Responsive design is unlikely to produce a design and content which is best suited to mobiles

that's my philosophy as well. i'd even like to claim, that responsive design isn't even capable to deliver a comfortable viewing experience on a set of normal size screens.

A separate mobile site takes time and effort but in the end that is what is really needed

in short: you need a webapp. and it needn't be complex at all. basic features, clever content structuring, superior usability. depends on your site, but maybe you only need an alternative layout and that's it.
combined with more reasonable expectations regarding advertising capabilities. make no mistake: earnings will be lower on mobile for the average publisher (well, they are). but you better cater to them adequately. don't turn them off with half-baked gimmicks.
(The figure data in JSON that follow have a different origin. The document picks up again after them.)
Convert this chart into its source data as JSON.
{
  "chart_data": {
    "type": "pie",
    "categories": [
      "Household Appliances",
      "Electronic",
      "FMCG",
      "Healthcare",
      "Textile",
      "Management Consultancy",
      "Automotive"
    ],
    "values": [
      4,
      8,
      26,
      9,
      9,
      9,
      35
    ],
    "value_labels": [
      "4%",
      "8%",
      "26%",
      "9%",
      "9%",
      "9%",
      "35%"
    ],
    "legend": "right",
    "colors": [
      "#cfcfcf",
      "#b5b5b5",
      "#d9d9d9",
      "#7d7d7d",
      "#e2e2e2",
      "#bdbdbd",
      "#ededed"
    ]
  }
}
it seems that the only thing that's completely acceptable is to switch the ads out in server-side code.

i dunno what speaks against server-side device detection. more than ever as google seems to obviously disapprove javascript/css methods for viewport measurement.

to get this straight, there are these two main platforms (and screen sizes) to cater: desktop/tablet and mobile.

google for: detect mobile browsers. it's easy to implement and works very well for me. the scripts detect just these two cases so you can deliver your content and ads appropriately - namely through your website for desktop/tablet and your webapp for mobile devices.

dataguy

WebmasterWorld Senior Member 10+ Year Member



 
Msg#: 4541398 posted 12:36 pm on Feb 11, 2013 (gmt 0)

When I first started this thread, I found a new startup that said they were developing an ad platform for serving ads on responsive design websites.

I just received an email from the head of the company with a link to a script he suggested I use with AdSense until they have their product ready. The script simply switches out AdSense ads using js and css. I think it's funny that even this guy is unaware of Google's policies on this.